Vitor Hugo Brandalise, O Estado de S. Paulo

24 Janeiro 2011 | 23h00

Santa Ifigênia. De lâmpadas a instrumentos musicais, um mundo de variedade em uma só rua

 

Nas 37 prateleiras e 13 armários que cobrem do chão ao teto uma centenária loja da Rua Santa Ifigênia, no centro, há 3,5 mil tipos diferentes de lâmpadas. Isso mesmo, só lâmpadas: pontos de luz para microscópios, refletores de cinema, painéis de navio, laparoscópios, holofotes de busca dos helicópteros da PM. Como em todo o bairro da República, distrito onde mais se tem opção de compra na capital, a ordem ali é variedade.

Já no Silva Aguilar, maior mercado de Marsilac, distrito no extremo sul da capital, a lâmpada incandescente sai a R$ 2 e a fluorescente, a R$ 4. E é isso. São os dois únicos tipos de lâmpada oferecidas para iluminar as casas das 9 mil pessoas do bairro, uma área de proteção ambiental e único distrito da metrópole ainda considerado rural. Mas, em lugar tranquilo assim, seria necessário também tanta opção?

Em outra loja especializada da Santa Ifigênia, desta vez em música, 120 modelos de violão acústico estão expostos nas paredes. Também há 80 tipos de guitarra, 18 teclados diferentes, 11 variedades de gaita de boca, 1 baixo acústico, 1 ukulele. A 100 metros da loja de lâmpadas, existem 3 mil itens de música.

Voltamos a Marsilac. O Mercado Silva Aguilar oferece um solitário jogo de cordas de violão, colocado entre potes de esmalte e chupetas de bebê. É a única opção musical oferecida nas gôndolas do mercadinho - uma das dez empresas registradas no distrito de menor oferta de consumo na cidade. Variedade ali não existe - mas será mesmo necessária, quando tudo o que se quer é tocar violãozinho no fim de semana na chácara?
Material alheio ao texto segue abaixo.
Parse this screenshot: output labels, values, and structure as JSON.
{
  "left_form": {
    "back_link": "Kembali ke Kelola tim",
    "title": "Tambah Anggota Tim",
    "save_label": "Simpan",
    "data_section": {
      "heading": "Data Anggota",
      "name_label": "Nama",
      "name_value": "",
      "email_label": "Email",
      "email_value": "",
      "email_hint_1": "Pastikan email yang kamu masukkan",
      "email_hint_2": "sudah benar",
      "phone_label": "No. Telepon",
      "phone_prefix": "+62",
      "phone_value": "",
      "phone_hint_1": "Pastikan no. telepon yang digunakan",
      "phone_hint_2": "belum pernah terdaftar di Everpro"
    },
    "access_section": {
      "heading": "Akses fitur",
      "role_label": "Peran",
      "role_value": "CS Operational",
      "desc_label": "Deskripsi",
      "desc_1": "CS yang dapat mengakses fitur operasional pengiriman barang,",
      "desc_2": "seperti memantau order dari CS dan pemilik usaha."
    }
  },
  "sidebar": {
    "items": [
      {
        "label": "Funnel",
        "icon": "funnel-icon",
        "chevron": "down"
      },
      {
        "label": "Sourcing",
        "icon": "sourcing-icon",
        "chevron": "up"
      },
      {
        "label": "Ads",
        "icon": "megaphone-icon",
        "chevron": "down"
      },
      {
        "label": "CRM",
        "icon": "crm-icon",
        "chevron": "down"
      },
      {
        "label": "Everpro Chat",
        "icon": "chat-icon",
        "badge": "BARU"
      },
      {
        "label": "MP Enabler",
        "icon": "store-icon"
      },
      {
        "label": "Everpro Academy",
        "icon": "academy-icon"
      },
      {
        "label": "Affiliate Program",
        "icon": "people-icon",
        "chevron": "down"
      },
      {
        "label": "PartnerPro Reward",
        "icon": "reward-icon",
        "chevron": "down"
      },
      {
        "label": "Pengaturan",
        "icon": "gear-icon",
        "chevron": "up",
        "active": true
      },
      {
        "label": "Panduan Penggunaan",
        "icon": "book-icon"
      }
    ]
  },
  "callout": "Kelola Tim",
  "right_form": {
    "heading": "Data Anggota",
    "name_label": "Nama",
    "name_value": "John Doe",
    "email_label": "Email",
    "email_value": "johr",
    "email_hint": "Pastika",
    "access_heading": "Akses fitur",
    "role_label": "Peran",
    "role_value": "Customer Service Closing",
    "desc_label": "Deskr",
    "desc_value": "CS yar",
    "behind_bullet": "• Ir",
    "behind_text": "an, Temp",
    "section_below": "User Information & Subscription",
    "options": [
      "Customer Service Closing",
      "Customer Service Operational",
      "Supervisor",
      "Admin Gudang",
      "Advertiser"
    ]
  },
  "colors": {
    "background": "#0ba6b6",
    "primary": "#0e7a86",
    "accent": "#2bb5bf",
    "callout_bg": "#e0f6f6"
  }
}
“Por aqui, temos de vender de tudo em um só lugar. Porque, como não há opção, as pessoas vêm buscando tudo o que precisam para a casa”, conta o comerciante Manoel Silva Aguilar, de 51 anos, há 30 tocando o mercado no Jardim Embura, em Marsilac. Orgulhoso, ele mostra as câmeras de segurança, os produtos importados que oferece, a única máquina de passar cartão de crédito da região. “Quando se faz direito, o comércio cresce. Mesmo num bairro com tão pouca gente, tento oferecer o máximo que se poderia encontrar em outros centros da cidade.”
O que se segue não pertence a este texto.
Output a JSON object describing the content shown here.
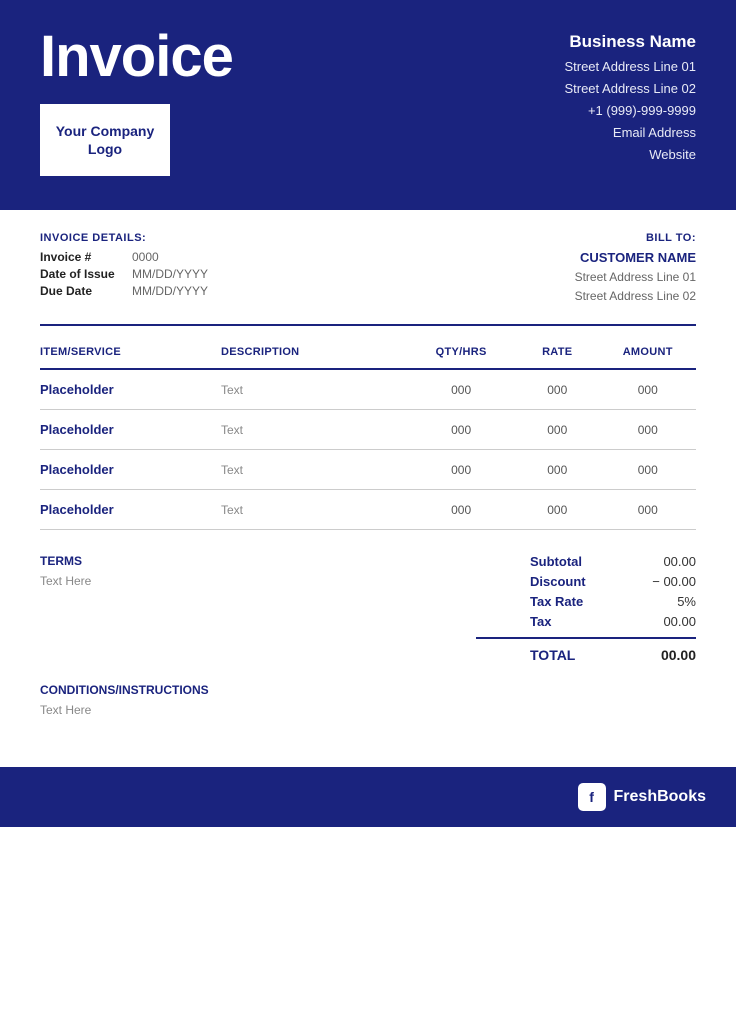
{
  "header": {
    "invoice_title": "Invoice",
    "logo_text": "Your Company Logo",
    "business_name": "Business Name",
    "address_line1": "Street Address Line 01",
    "address_line2": "Street Address Line 02",
    "phone": "+1 (999)-999-9999",
    "email": "Email Address",
    "website": "Website"
  },
  "invoice_details": {
    "section_label": "INVOICE DETAILS:",
    "invoice_label": "Invoice #",
    "invoice_value": "0000",
    "issue_label": "Date of Issue",
    "issue_value": "MM/DD/YYYY",
    "due_label": "Due Date",
    "due_value": "MM/DD/YYYY"
  },
  "bill_to": {
    "label": "BILL TO:",
    "customer_name": "CUSTOMER NAME",
    "address_line1": "Street Address Line 01",
    "address_line2": "Street Address Line 02"
  },
  "table": {
    "headers": {
      "item": "ITEM/SERVICE",
      "description": "DESCRIPTION",
      "qty": "QTY/HRS",
      "rate": "RATE",
      "amount": "AMOUNT"
    },
    "rows": [
      {
        "item": "Placeholder",
        "description": "Text",
        "qty": "000",
        "rate": "000",
        "amount": "000"
      },
      {
        "item": "Placeholder",
        "description": "Text",
        "qty": "000",
        "rate": "000",
        "amount": "000"
      },
      {
        "item": "Placeholder",
        "description": "Text",
        "qty": "000",
        "rate": "000",
        "amount": "000"
      },
      {
        "item": "Placeholder",
        "description": "Text",
        "qty": "000",
        "rate": "000",
        "amount": "000"
      }
    ]
  },
  "terms": {
    "label": "TERMS",
    "text": "Text Here"
  },
  "totals": {
    "subtotal_label": "Subtotal",
    "subtotal_value": "00.00",
    "discount_label": "Discount",
    "discount_value": "− 00.00",
    "taxrate_label": "Tax Rate",
    "taxrate_value": "5%",
    "tax_label": "Tax",
    "tax_value": "00.00",
    "total_label": "TOTAL",
    "total_value": "00.00"
  },
  "conditions": {
    "label": "CONDITIONS/INSTRUCTIONS",
    "text": "Text Here"
  },
  "footer": {
    "brand": "FreshBooks",
    "icon_letter": "f"
  }
}
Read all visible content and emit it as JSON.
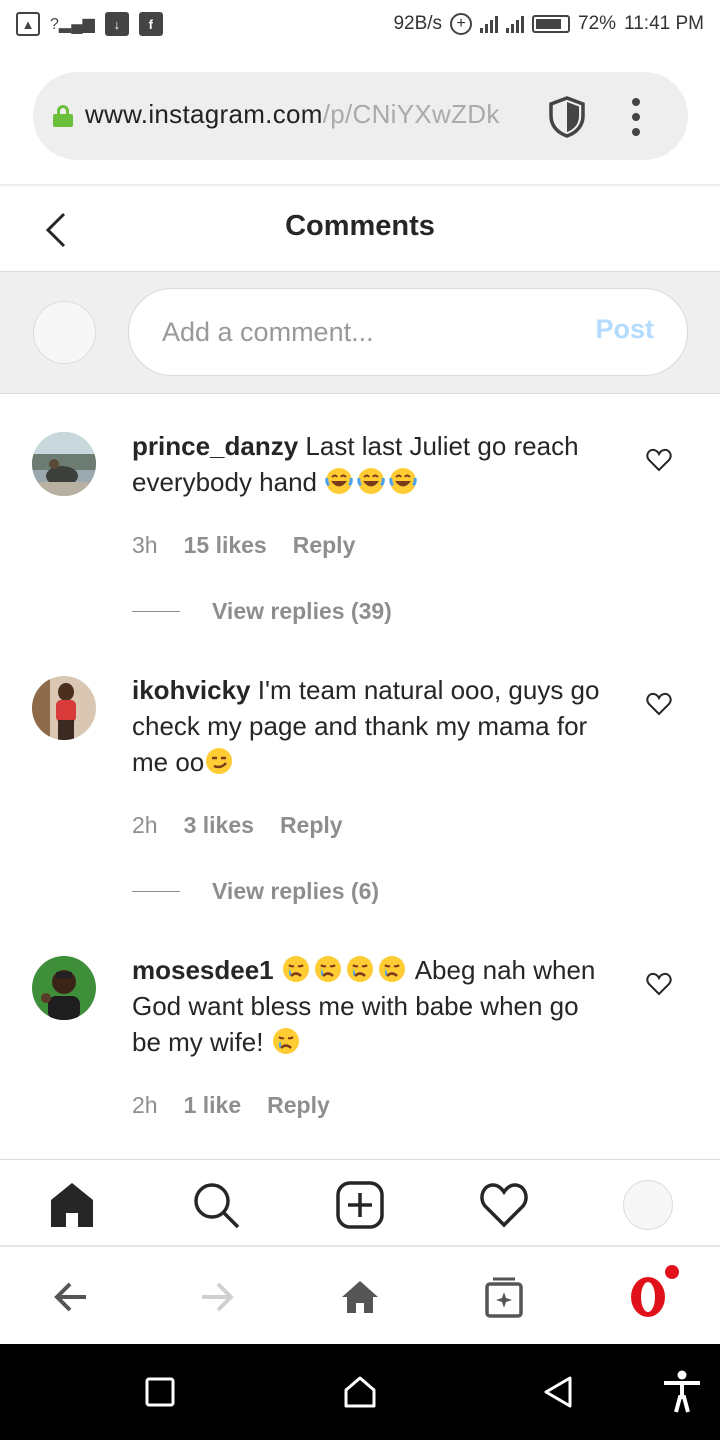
{
  "status_bar": {
    "speed": "92B/s",
    "battery": "72%",
    "time": "11:41 PM"
  },
  "browser": {
    "url_host": "www.instagram.com",
    "url_path": "/p/CNiYXwZDk"
  },
  "header": {
    "title": "Comments"
  },
  "composer": {
    "placeholder": "Add a comment...",
    "post_label": "Post"
  },
  "comments": [
    {
      "username": "prince_danzy",
      "text": "Last last Juliet go reach everybody hand",
      "emojis": [
        "laughing-tears",
        "laughing-tears",
        "laughing-tears"
      ],
      "time": "3h",
      "likes": "15 likes",
      "reply": "Reply",
      "replies": "View replies (39)"
    },
    {
      "username": "ikohvicky",
      "text": "I'm team natural ooo, guys go check my page and thank my mama for me oo",
      "emojis": [
        "smirk"
      ],
      "time": "2h",
      "likes": "3 likes",
      "reply": "Reply",
      "replies": "View replies (6)"
    },
    {
      "username": "mosesdee1",
      "emojis_lead": [
        "crying",
        "crying",
        "crying",
        "crying"
      ],
      "text": "Abeg nah when God want bless me with babe when go be my wife!",
      "emojis": [
        "crying"
      ],
      "time": "2h",
      "likes": "1 like",
      "reply": "Reply"
    }
  ],
  "colors": {
    "text": "#262626",
    "secondary": "#8e8e8e",
    "post_disabled": "#b3dbff",
    "opera_red": "#e0111a"
  }
}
Na República, há 20 supermercados, distribuídos em três bairros. São cerca de 7 mil empresas e 26.334 funcionários - praticamente um empregado registrado para cada dois moradores e quase o triplo da população de Marsilac, o distrito menos populoso da capital. A oferta é tanta que, de dia, a população da região praticamente duplica. No Marsilac, a partir da década de 1950, desde que foi proibida a produção de carvão que impulsionava a região, o número de habitantes chegou a diminuir. Hoje todo o comércio é voltado ao abastecimento local.
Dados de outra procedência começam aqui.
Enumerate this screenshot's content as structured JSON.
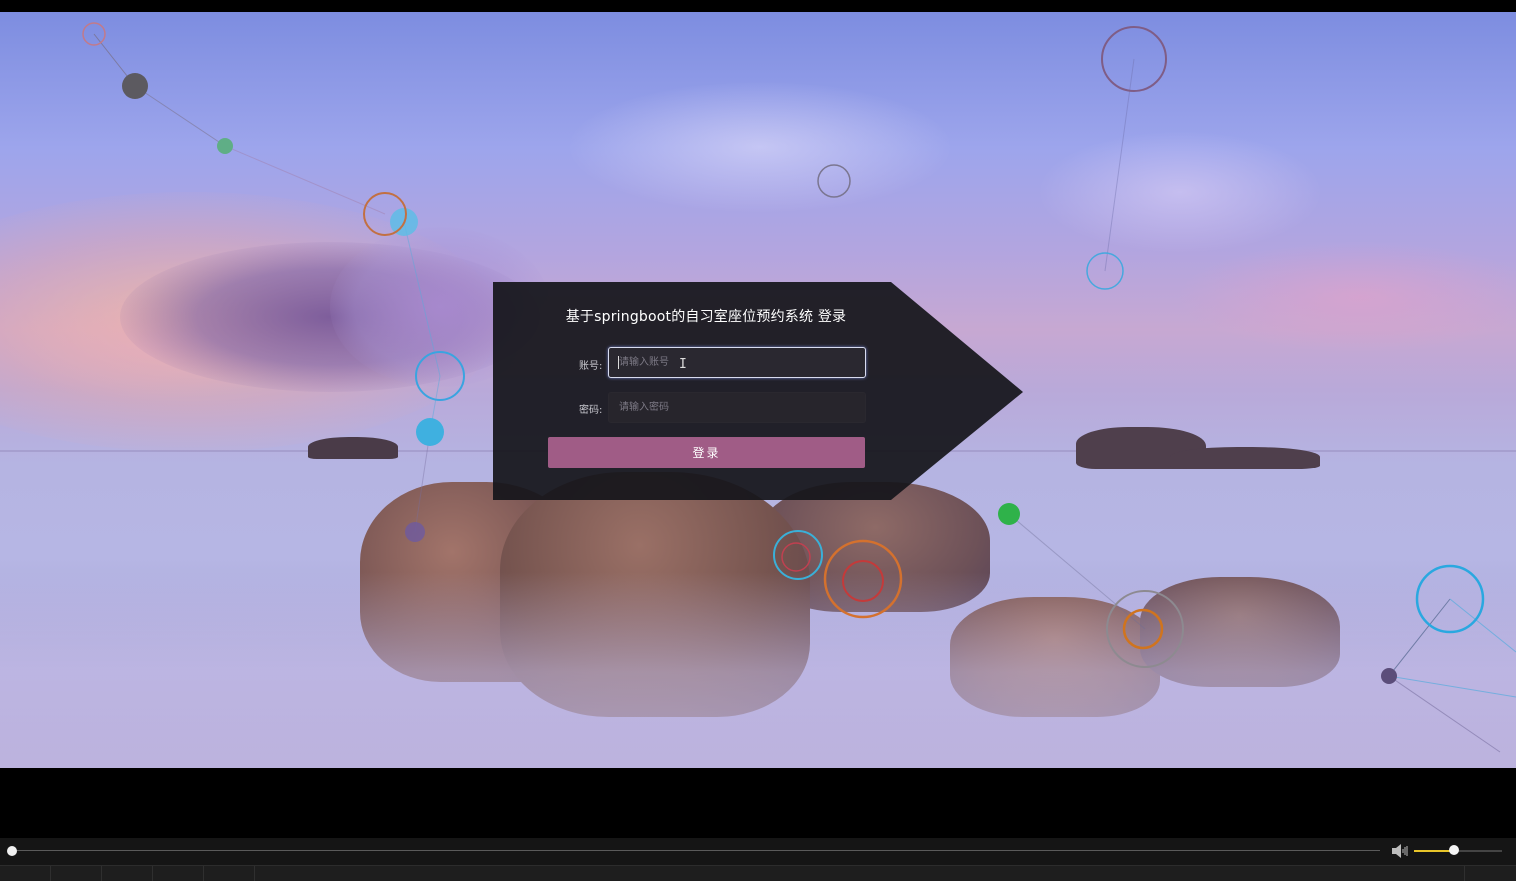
{
  "login": {
    "title": "基于springboot的自习室座位预约系统 登录",
    "account_label": "账号:",
    "account_placeholder": "请输入账号",
    "account_value": "",
    "password_label": "密码:",
    "password_placeholder": "请输入密码",
    "password_value": "",
    "submit_label": "登录"
  },
  "player": {
    "playback_progress": 0.0,
    "volume_level": 0.45,
    "volume_icon": "speaker-icon",
    "seek_thumb_color": "#f0f0f0",
    "volume_fill_color": "#e8c52a"
  },
  "colors": {
    "login_button": "#a05c86",
    "panel_background": "#1f1d24"
  }
}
“É incrível pensar que se trata de uma mesma cidade. Claro, cada um com seus prós e contras”, diz o comerciante Antônio Ferreira, de 58 anos, dono de loja especializada em telefones na República - 70 tipos diferentes de aparelhos fixos, de R$ 12 a R$ 500, de modelos da década de 1960 a tipos atuais. “Se por lá não tem tanta opção, aposto que o pessoal do Marsilac não se incomoda tanto com a correria do dia a dia quanto quem fica aqui, na muvuca.”

Palavras com as quais o comerciante Manoel - que oferece numa prateleira ao lado da gôndola de refrigerantes um único telefone a R$ 26,50 - concorda “totalmente”. “Não troco meu bairro por nada. A lógica daqui é simples: se não posso ampliar meu mercado por falta de público, vou continuar investindo, para melhorar o que já tenho.”